What I am feeling, is actually impossible to describe other than beyond frustrated. How is it, that I have been on a medication that has worked for me for two years, has suddenly been forced away by "Clinical Services Department" of my insurance company??? Even though, both my Internist AND my prescribing Neurologist have sent letters stating WHY I need the medication, why it works for me. What hasn't, to be exact, in the past; which hospitals I've been admitted to in and out of state, and how many times. Not to mention the IV therapy that has been used.
So where do I go from here? Since all of my meds are "off-label" as a treatment for Migraine Disease, what makes this different?
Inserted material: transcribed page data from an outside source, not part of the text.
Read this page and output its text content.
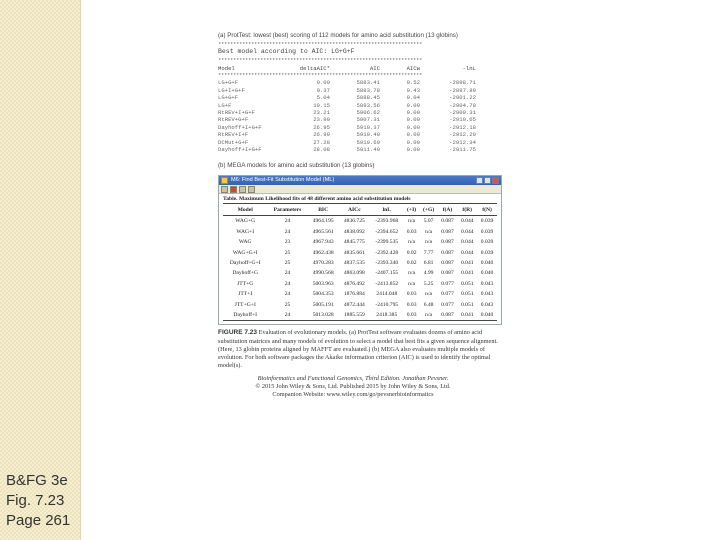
B&FG 3e
Fig. 7.23
Page 261
(a) ProtTest: lowest (best) scoring of 112 models for amino acid substitution (13 globins)
********************************************************************
Best model according to AIC: LG+G+F
********************************************************************
Model	deltaAIC*	AIC	AICw	-lnL
********************************************************************
LG+G+F	0.00	5883.41	0.52	-2898.71
LG+I+G+F	0.37	5883.78	0.43	-2897.89
LG+G+F	5.04	5888.45	0.04	-2901.22
LG+F	10.15	5893.56	0.00	-2904.78
RtREV+I+G+F	23.21	5906.62	0.00	-2909.31
RtREV+G+F	23.90	5907.31	0.00	-2910.65
Dayhoff+I+G+F	26.95	5910.37	0.00	-2912.18
RtREV+I+F	26.99	5910.40	0.00	-2912.20
DCMut+G+F	27.28	5910.69	0.00	-2912.34
Dayhoff+I+G+F	28.08	5911.49	0.00	-2911.75
(b) MEGA models for amino acid substitution (13 globins)
M6: Find Best-Fit Substitution Model (ML)
Table. Maximum Likelihood fits of 48 different amino acid substitution models
Model	Parameters	BIC	AICc	lnL	(+I)	(+G)	f(A)	f(R)	f(N)
WAG+G	24	4964.195	4836.725	-2393.968	n/a	5.07	0.087	0.044	0.039
WAG+I	24	4965.561	4838.092	-2394.652	0.03	n/a	0.087	0.044	0.039
WAG	23	4967.943	4845.775	-2399.535	n/a	n/a	0.087	0.044	0.039
WAG+G+I	25	4962.438	4835.661	-2392.428	0.02	7.77	0.087	0.044	0.039
Dayhoff+G+I	25	4970.283	4837.535	-2393.340	0.02	6.81	0.087	0.041	0.040
Dayhoff+G	24	4990.568	4863.098	-2407.155	n/a	4.99	0.087	0.041	0.040
JTT+G	24	5003.963	4876.492	-2413.852	n/a	5.25	0.077	0.051	0.043
JTT+I	24	5004.353	1876.884	2414.048	0.03	n/a	0.077	0.051	0.043
JTT+G+I	25	5005.191	4872.444	-2410.795	0.03	6.48	0.077	0.051	0.043
Dayhoff+I	24	5013.028	1885.559	2418.385	0.03	n/a	0.087	0.041	0.040
FIGURE 7.23 Evaluation of evolutionary models. (a) ProtTest software evaluates dozens of amino acid substitution matrices and many models of evolution to select a model that best fits a given sequence alignment. (Here, 13 globin proteins aligned by MAFFT are evaluated.) (b) MEGA also evaluates multiple models of evolution. For both software packages the Akaike information criterion (AIC) is used to identify the optimal model(s).
Bioinformatics and Functional Genomics, Third Edition. Jonathan Pevsner.
© 2015 John Wiley & Sons, Ltd. Published 2015 by John Wiley & Sons, Ltd.
Companion Website: www.wiley.com/go/pevsnerbioinformatics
How do I make them understand the necessity for me? Am I suddenly going to slowly go downhill? Sadly, that is a question I have been avoiding to allow myself to even face. And yet, I know the reality is, I may. Afterall, my quality of life really did improve shortly after starting the medication they've decided I mustn't take.
The evil, nasty person deep inside of me; is secretly wishing mean and awful monsters on the person or persons who have made this decision on my behalf. Hey, let's be honest here, migraines totally suck. I don't want to live like I did. My kids don't deserve it; my husband doesn't - man, I don't deserve it.
Tomorrow, I see my neuro; I'm hoping he has something up his sleeve. For now; I'm up for any ideas you may have. right now, I have a migraine.